Industry-wide Approach Needed

SARATOGA SPRINGS, N.Y. – Racing needs to devise an “industry-wide approach” to funding and operating post-retirement programs for racehorses so that all facets of the sport contribute to the effort, several officials who spoke at the Saratoga Institute on Racing and Gaming Law conference on Tuesday said.

The officials, who run post-retirement placement programs at lower- or middle-tier tracks, said that they currently bear a greater burden for finding homes for retired racehorses than their larger counterparts because of the greater proportion of near-retirement horses that typically perform at their tracks. As a result, the tracks are usually placed under greater scrutiny than larger tracks, even while having fewer resources to devote to their post-retirement programs.
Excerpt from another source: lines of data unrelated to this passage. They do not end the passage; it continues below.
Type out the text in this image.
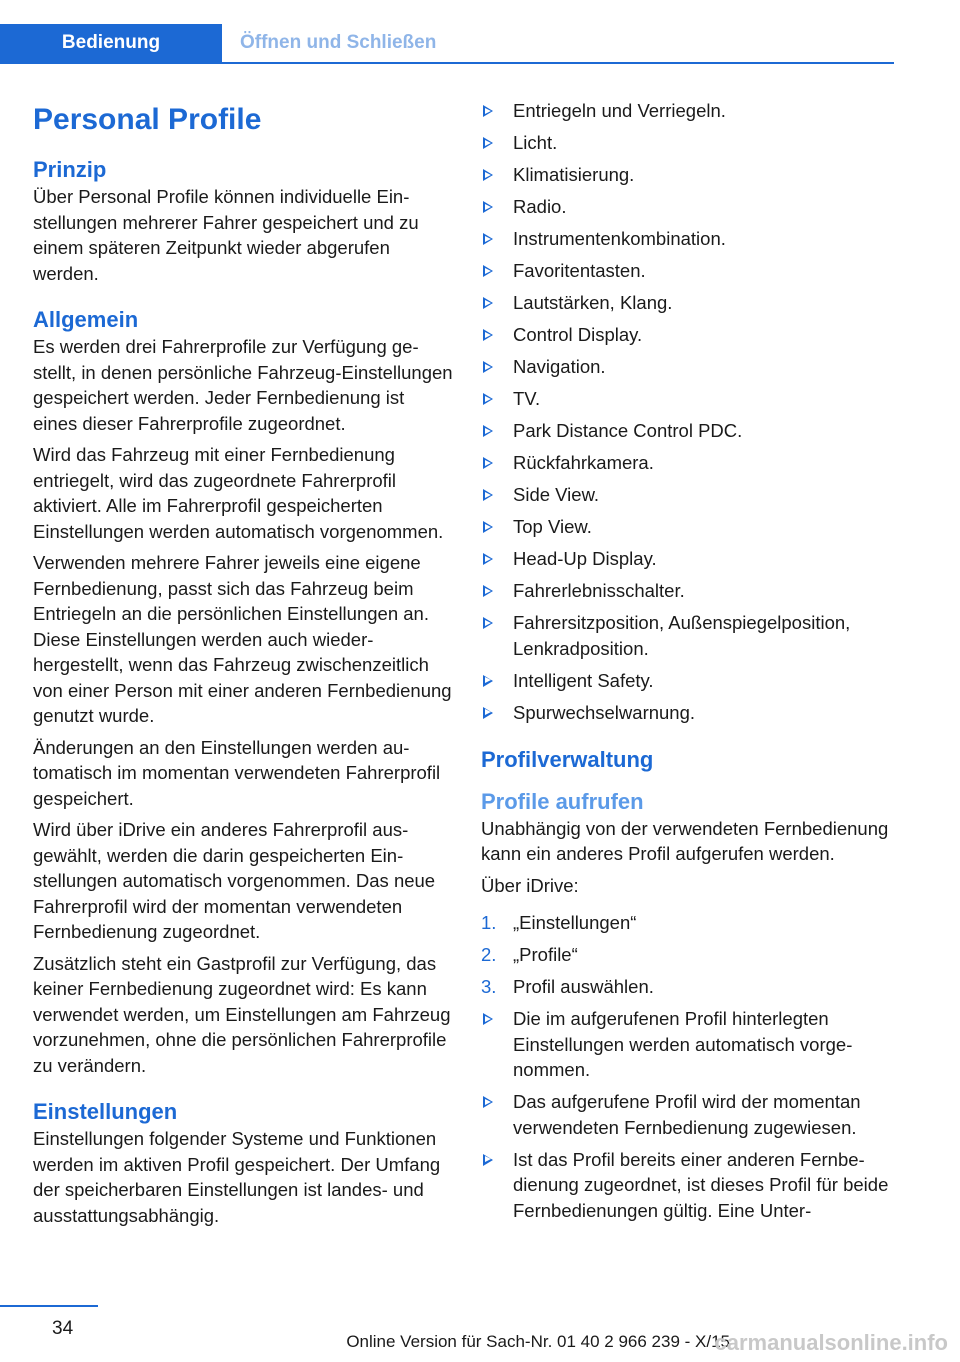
Bedienung	Öffnen und Schließen
Personal Profile
Prinzip

Über Personal Profile können individuelle Einstellungen mehrerer Fahrer gespeichert und zu einem späteren Zeitpunkt wieder abgerufen werden.

Allgemein

Es werden drei Fahrerprofile zur Verfügung gestellt, in denen persönliche Fahrzeug-Einstellungen gespeichert werden. Jeder Fernbedienung ist eines dieser Fahrerprofile zugeordnet.

Wird das Fahrzeug mit einer Fernbedienung entriegelt, wird das zugeordnete Fahrerprofil aktiviert. Alle im Fahrerprofil gespeicherten Einstellungen werden automatisch vorgenommen.

Verwenden mehrere Fahrer jeweils eine eigene Fernbedienung, passt sich das Fahrzeug beim Entriegeln an die persönlichen Einstellungen an. Diese Einstellungen werden auch wiederhergestellt, wenn das Fahrzeug zwischenzeitlich von einer Person mit einer anderen Fernbedienung genutzt wurde.

Änderungen an den Einstellungen werden automatisch im momentan verwendeten Fahrerprofil gespeichert.

Wird über iDrive ein anderes Fahrerprofil ausgewählt, werden die darin gespeicherten Einstellungen automatisch vorgenommen. Das neue Fahrerprofil wird der momentan verwendeten Fernbedienung zugeordnet.

Zusätzlich steht ein Gastprofil zur Verfügung, das keiner Fernbedienung zugeordnet wird: Es kann verwendet werden, um Einstellungen am Fahrzeug vorzunehmen, ohne die persönlichen Fahrerprofile zu verändern.

Einstellungen

Einstellungen folgender Systeme und Funktionen werden im aktiven Profil gespeichert. Der Umfang der speicherbaren Einstellungen ist landes- und ausstattungsabhängig.

Entriegeln und Verriegeln.
Licht.
Klimatisierung.
Radio.
Instrumentenkombination.
Favoritentasten.
Lautstärken, Klang.
Control Display.
Navigation.
TV.
Park Distance Control PDC.
Rückfahrkamera.
Side View.
Top View.
Head-Up Display.
Fahrerlebnisschalter.
Fahrersitzposition, Außenspiegelposition, Lenkradposition.
Intelligent Safety.
Spurwechselwarnung.
Profilverwaltung
Profile aufrufen

Unabhängig von der verwendeten Fernbedienung kann ein anderes Profil aufgerufen werden.

Über iDrive:

1. „Einstellungen“
2. „Profile“
3. Profil auswählen.
Die im aufgerufenen Profil hinterlegten Einstellungen werden automatisch vorgenommen.
Das aufgerufene Profil wird der momentan verwendeten Fernbedienung zugewiesen.
Ist das Profil bereits einer anderen Fernbedienung zugeordnet, ist dieses Profil für beide Fernbedienungen gültig. Eine Unter-
34
Online Version für Sach-Nr. 01 40 2 966 239 - X/15
carmanualsonline.info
“Since we’re often the last stop, we’re considered to be more responsible,” said Chip Tuttle, chief operating officer of Suffolk Downs in East Boston, in an interview following a presentation about the track’s efforts to ensure that horses retired off the track find homes. “I don’t want to sound like we’re complaining, because we’re committed to our own effort, and we believe in it. But some states and some jurisdictions are clearly doing more than others, and I think we need an industry-wide solution to stretch the economic burden more proportionally.”

Tuttle and others spoke Tuesday at the law conference during a day-long program devoted to horse-welfare issues. The conference was to continue Wednesday with a program dedicated to casino-gambling issues in the state.
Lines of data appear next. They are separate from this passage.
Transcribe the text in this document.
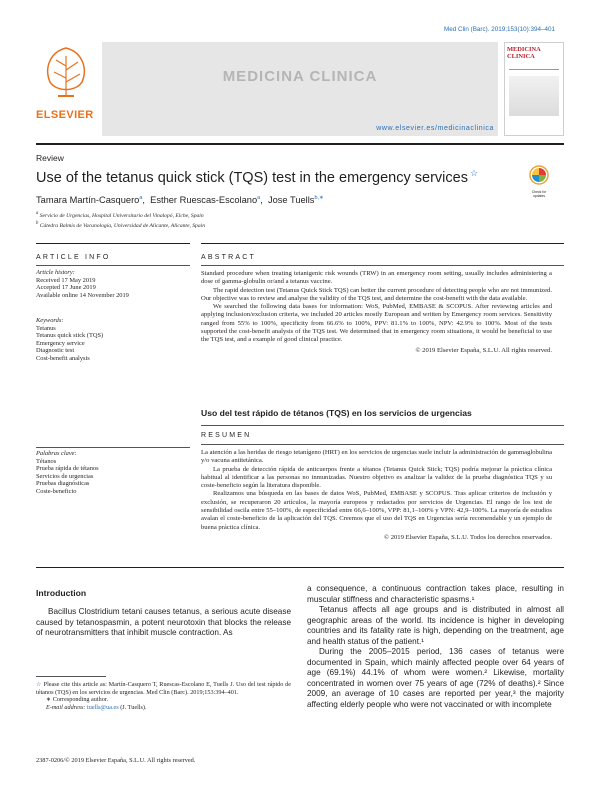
Med Clin (Barc). 2019;153(10):394–401
ELSEVIER
MEDICINA CLINICA
www.elsevier.es/medicinaclinica
MEDICINA CLINICA
Review
Use of the tetanus quick stick (TQS) test in the emergency services ☆
Check for updates
Tamara Martín-Casquero$^a$,  Esther Ruescas-Escolano$^a$,  Jose Tuells$^{b,∗}$
$^a$ Servicio de Urgencias, Hospital Universitario del Vinalopó, Elche, Spain
$^b$ Cátedra Balmis de Vacunología, Universidad de Alicante, Alicante, Spain
ARTICLE INFO
Article history:
Received 17 May 2019
Accepted 17 June 2019
Available online 14 November 2019
Keywords:
Tetanus
Tetanus quick stick (TQS)
Emergency service
Diagnostic test
Cost-benefit analysis
Palabras clave:
Tétanos
Prueba rápida de tétanos
Servicios de urgencias
Pruebas diagnósticas
Coste-beneficio
ABSTRACT
Standard procedure when treating tetanigenic risk wounds (TRW) in an emergency room setting, usually includes administering a dose of gamma-globulin or/and a tetanus vaccine.
The rapid detection test (Tetanus Quick Stick TQS) can better the current procedure of detecting people who are not immunized. Our objective was to review and analyse the validity of the TQS test, and determine the cost-benefit with the data available.
We searched the following data bases for information: WoS, PubMed, EMBASE & SCOPUS. After reviewing articles and applying inclusion/exclusion criteria, we included 20 articles mostly European and written by Emergency room services. Sensitivity ranged from 55% to 100%, specificity from 66.6% to 100%, PPV: 81.1% to 100%, NPV: 42.9% to 100%. Most of the tests supported the cost-benefit analysis of the TQS test. We determined that in emergency room situations, it would be beneficial to use the TQS test, and a example of good clinical practice.
© 2019 Elsevier España, S.L.U. All rights reserved.
Uso del test rápido de tétanos (TQS) en los servicios de urgencias
RESUMEN
La atención a las heridas de riesgo tetanígeno (HRT) en los servicios de urgencias suele incluir la administración de gammaglobulina y/o vacuna antitetánica.
La prueba de detección rápida de anticuerpos frente a tétanos (Tetanus Quick Stick; TQS) podría mejorar la práctica clínica habitual al identificar a las personas no inmunizadas. Nuestro objetivo es analizar la validez de la prueba diagnóstica TQS y su coste-beneficio según la literatura disponible.
Realizamos una búsqueda en las bases de datos WoS, PubMed, EMBASE y SCOPUS. Tras aplicar criterios de inclusión y exclusión, se recuperaron 20 artículos, la mayoría europeos y redactados por servicios de Urgencias. El rango de los test de sensibilidad oscila entre 55–100%, de especificidad entre 66,6–100%, VPP: 81,1–100% y VPN: 42,9–100%. La mayoría de estudios avalan el coste-beneficio de la aplicación del TQS. Creemos que el uso del TQS en Urgencias sería recomendable y un ejemplo de buena práctica clínica.
© 2019 Elsevier España, S.L.U. Todos los derechos reservados.
Introduction
Bacillus Clostridium tetani causes tetanus, a serious acute disease caused by tetanospasmin, a potent neurotoxin that blocks the release of neurotransmitters that inhibit muscle contraction. As
a consequence, a continuous contraction takes place, resulting in muscular stiffness and characteristic spasms.¹
Tetanus affects all age groups and is distributed in almost all geographic areas of the world. Its incidence is higher in developing countries and its fatality rate is high, depending on the treatment, age and health status of the patient.¹
During the 2005–2015 period, 136 cases of tetanus were documented in Spain, which mainly affected people over 64 years of age (69.1%) 44.1% of whom were women.² Likewise, mortality concentrated in women over 75 years of age (72% of deaths).² Since 2009, an average of 10 cases are reported per year,³ the majority affecting elderly people who were not vaccinated or with incomplete
☆ Please cite this article as: Martín-Casquero T, Ruescas-Escolano E, Tuells J. Uso del test rápido de tétanos (TQS) en los servicios de urgencias. Med Clin (Barc). 2019;153:394–401.
∗ Corresponding author.
E-mail address: tuells@ua.es (J. Tuells).
2387-0206/© 2019 Elsevier España, S.L.U. All rights reserved.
The comments from officials who spoke during the program highlighted the hodgepodge array of organizations that are attempting to address an issue that has become a cause célèbre both inside and outside the racing industry. Currently, many racetracks operate individual post-retirement programs, in some cases because tracks are required to have an affiliation with aftercare organizations as a condition of a voluntary accreditation program, but also in many cases because the industry is rapidly responding to concerns about the fate of its retired athletes. Those programs also strike relationships with a smattering of individual offtrack retirement programs with their own funding sources.

Funding for the ontrack programs is usually provided through a combination of assessments on racing participants and contributions from tracks and horsemen’s organizations. Those contributions, however, are usually insufficient to provide funding for a horse’s retirement, so the organizations focus on finding adoptive homes for retired animals.

“Our funding is always a problem,” said David Brown, president of the Finger Lakes Horsemen’s Benevolent and Protective Association, which runs a placement program that can provide transition space for only 18 horses at a time. “We never have enough money. We are not large enough, nor financially stable enough,” to take any horse that retires off the track, so some horses slip through the program’s cracks.

Several organizations are seeking to involve a larger number of industry participants in providing funding for post-retirement programs, including the recently formed Thoroughbred Aftercare Alliance. Those efforts will likely extend soon to the breeding industry and the auction industry, which do not have any programs that require funding for retirement programs (the Jockey Club allows breeders to voluntarily contribute through an opt-in program attached to foal registrations).

“It’s time for everyone in the industry to step up and contribute to aftercare,” Mike Ziegler, director of the TAA, said during the conference. He called the efforts to involve all the facets as a way to “share the burden.”

Kraig Kulikowski, a veterinarian and equestrian, said during a presentation on post-retirement programs that breeders should be required to contribute to post-retirement programs at the time that foals are registered, in part to provide adequate funding for the programs but also to discourage breeders from producing foals without considering and contributing to the costs of a horse’s long-term care.

“If your argument against this idea is economic because you do not want to put financial hardship on breeders and owners, your concern puts their wallet first and the horse’s welfare second,” Kulikowski said.

Tuttle and his family have taken in one of the retired Suffolk horses. He said it is costing his family $12,000 a year to care for the horse.

“We love him, and he’s a great horse,” Tuttle said. “But it’s not without its financial consequences.”